Photographers enjoy talking about influences. They’ll usually prattle off names, particularly from the apex of the film days. Adams, Cartier-Bresson and Capa and the Magnum Agency by extension. Arbus, McCurry, Maisel, et al…
A few, myself included, will also rattle off filmmakers such as Kubrick and Malick while not forgetting magnificent cinematographers like Storaro.
Others will mention family. Mama in my case, or perhaps even a well-intentioned Uncle Moe or Aunt Sally.
I personally use names from past generations because it’s my preference to not even appear sycophantic towards photographers emerging or in their prime.

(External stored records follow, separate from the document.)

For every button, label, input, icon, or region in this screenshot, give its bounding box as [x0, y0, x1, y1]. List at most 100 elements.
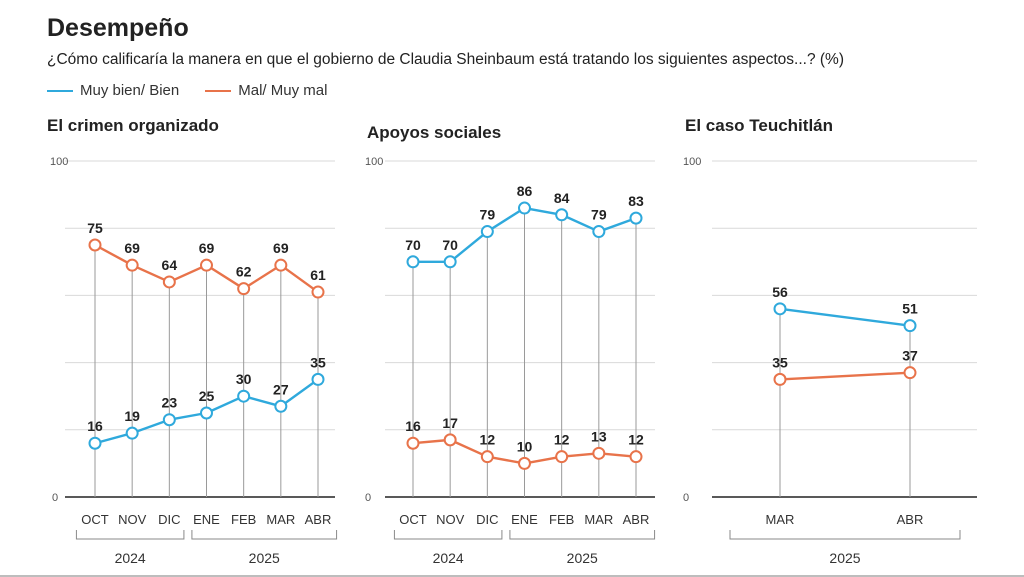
chart2-series-good-point: [443, 255, 457, 269]
chart1-series-bad-point: [125, 258, 139, 272]
chart2-series-good-value-label: 83: [628, 193, 644, 209]
chart2-category-label: ENE: [511, 512, 538, 527]
chart2-category-label: DIC: [476, 512, 498, 527]
chart2-series-bad-point: [629, 450, 643, 464]
chart2-series-good-point: [518, 201, 531, 215]
chart3-title: El caso Teuchitlán: [685, 116, 833, 135]
chart2-series-bad-point: [518, 456, 531, 470]
chart1-series-bad-point: [162, 275, 176, 289]
chart2-series-good-value-label: 70: [405, 237, 421, 253]
chart1-series-good-point: [274, 399, 288, 413]
chart3-series-good-point: [903, 319, 917, 333]
chart2-series-good-point: [592, 225, 606, 239]
chart3-series-bad-value-label: 35: [772, 354, 788, 370]
chart1-series-bad-value-label: 69: [273, 240, 289, 256]
chart1-series-bad-point: [200, 258, 213, 272]
chart2-series-bad-value-label: 17: [442, 415, 458, 431]
chart2-series-good-value-label: 79: [480, 207, 496, 223]
legend-item-bad: Mal/ Muy mal: [205, 82, 327, 99]
chart2-ytick-label: 100: [365, 156, 383, 168]
chart1-series-good-value-label: 19: [124, 408, 140, 424]
chart2-series-bad-value-label: 16: [405, 418, 421, 434]
chart2-series-good-point: [629, 211, 643, 225]
chart3-ytick-label: 0: [683, 492, 689, 504]
chart1-series-good-value-label: 16: [87, 418, 103, 434]
chart3-ytick-label: 100: [683, 156, 701, 168]
legend-item-good: Muy bien/ Bien: [47, 82, 179, 99]
chart1-series-bad-point: [274, 258, 288, 272]
chart2-series-bad-point: [406, 436, 420, 450]
chart1-ytick-label: 0: [52, 492, 58, 504]
chart1-series-good-point: [311, 372, 325, 386]
chart1-series-bad-value-label: 69: [199, 240, 215, 256]
chart1-series-good-point: [88, 436, 102, 450]
chart1-year-bracket: [75, 530, 185, 540]
chart1-series-good-point: [162, 413, 176, 427]
chart2-series-bad-value-label: 12: [480, 432, 496, 448]
chart1-series-bad-point: [311, 285, 325, 299]
chart2-series-good-value-label: 86: [517, 183, 533, 199]
chart1-ytick-label: 100: [50, 156, 68, 168]
chart2-category-label: OCT: [399, 512, 427, 527]
chart2-series-bad-point: [443, 433, 457, 447]
legend: Muy bien/ Bien Mal/ Muy mal: [47, 82, 353, 99]
chart2-ytick-label: 0: [365, 492, 371, 504]
chart3-series-bad-point: [773, 372, 787, 386]
chart1-category-label: NOV: [118, 512, 147, 527]
chart1-category-label: DIC: [158, 512, 180, 527]
chart2-series-bad-value-label: 12: [554, 432, 570, 448]
chart1-category-label: ENE: [193, 512, 220, 527]
chart1-series-good-value-label: 30: [236, 371, 252, 387]
chart1-series-bad-point: [237, 282, 251, 296]
chart3-category-label: ABR: [897, 512, 924, 527]
chart2-category-label: MAR: [584, 512, 613, 527]
chart2-year-label: 2025: [567, 550, 598, 566]
chart2-series-bad-point: [480, 450, 494, 464]
chart1-series-good-point: [237, 389, 251, 403]
legend-label-bad: Mal/ Muy mal: [238, 82, 328, 99]
chart1-year-bracket: [191, 530, 338, 540]
chart1-year-label: 2024: [115, 550, 146, 566]
chart1-category-label: OCT: [81, 512, 109, 527]
legend-swatch-bad: [205, 89, 232, 92]
chart2-series-good-value-label: 84: [554, 190, 570, 206]
chart1-series-bad-value-label: 61: [310, 267, 326, 283]
chart3-year-bracket: [729, 530, 961, 540]
chart2-series-good-point: [480, 225, 494, 239]
chart1-category-label: FEB: [231, 512, 256, 527]
chart2-series-bad-point: [592, 446, 606, 460]
chart1-series-good-point: [200, 406, 213, 420]
chart2-year-label: 2024: [433, 550, 464, 566]
chart2-category-label: NOV: [436, 512, 465, 527]
chart1-series-bad-value-label: 64: [162, 257, 178, 273]
legend-label-good: Muy bien/ Bien: [80, 82, 180, 99]
chart2-series-good-point: [555, 208, 569, 222]
chart2-series-good-value-label: 70: [442, 237, 458, 253]
chart3-series-bad-line: [779, 371, 911, 381]
chart2-series-good-point: [406, 255, 420, 269]
chart3-series-good-line: [779, 307, 911, 327]
chart1-series-bad-point: [88, 238, 102, 252]
legend-swatch-good: [47, 89, 73, 92]
chart2-series-bad-value-label: 12: [628, 432, 644, 448]
chart2-title: Apoyos sociales: [367, 123, 501, 142]
chart2-series-bad-value-label: 13: [591, 428, 607, 444]
chart3-series-bad-point: [903, 366, 917, 380]
chart3-year-label: 2025: [829, 550, 860, 566]
chart1-series-bad-value-label: 69: [124, 240, 140, 256]
chart2-year-bracket: [509, 530, 656, 540]
page-title: Desempeño: [47, 14, 189, 42]
chart1-series-bad-value-label: 62: [236, 264, 252, 280]
chart1-series-bad-value-label: 75: [87, 220, 103, 236]
chart3-series-bad-value-label: 37: [902, 348, 918, 364]
page-subtitle: ¿Cómo calificaría la manera en que el go…: [47, 51, 844, 68]
chart2-category-label: ABR: [623, 512, 650, 527]
chart3-series-good-value-label: 51: [902, 301, 918, 317]
chart2-year-bracket: [393, 530, 503, 540]
chart2-series-good-value-label: 79: [591, 207, 607, 223]
chart2-series-bad-point: [555, 450, 569, 464]
chart3-series-good-point: [773, 302, 787, 316]
chart1-series-good-value-label: 23: [162, 395, 178, 411]
chart1-series-good-value-label: 27: [273, 381, 289, 397]
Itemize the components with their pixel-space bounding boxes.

There are certainly good photographers out there now. I respect many, but I can’t say they’ve influenced me. Share ideas? Sure. Learn a cool little technique? Yeah. Have a drink? Yep, of course. But influence? No.
It’s why I won’t do a Wikipedia for myself, something en vogue among photographers a few years ago – “famous” or not – for cynical pragmatic SEO reasons. Few living today are interesting enough for biographies or encyclopedia entries, including many celebrities.
Anyway, which brings me to the point of the post… music!
I’ve read plenty of photography books and magazines, and will read more. I’ve taken classes and courses, and will always continue learning. I look forward to more good discussions with photographers.
But music is the one art form that influences my photography more than anything or anyone else.
I listen to it all day. From morning coffee to late night unwinding. From wild nights out, to mellow nights in. On the road. And especially while I work. As I type right now, rockabilly guitar is blaring.
Music plays while I shoot photography and when I’m in post. And if it’s not, it’s humming in my head anyway. Like a good song, I seek to get into a rhythm when shooting photos and want the best shots to come from the crescendo. It all depends on the context of the shoot what the groove is.
Please don’t say jazz, please don’t say jazz… (sigh), you said jazz.
I’ll go ahead a be a bit cliché, but no less true, and say that jazz does the most for my work. It’s free and full of all sorts of complicated musical relationships seeking understanding. It embraces imperfect chaos and improvisation. Jazz is not afraid to get artistically dirty, yet maintain its class.
As Allen Toussaint sings in one of his songs, “To get into the good stuff, everything gets roughed up… whew!” Jazz, as with all good music, takes me there and back. The camera is often just an extension of that feeling.
*I would be remiss to not mention that music photographers, past and present, do some outstanding work. Album cover photography, in particular, is some of the coolest shit around.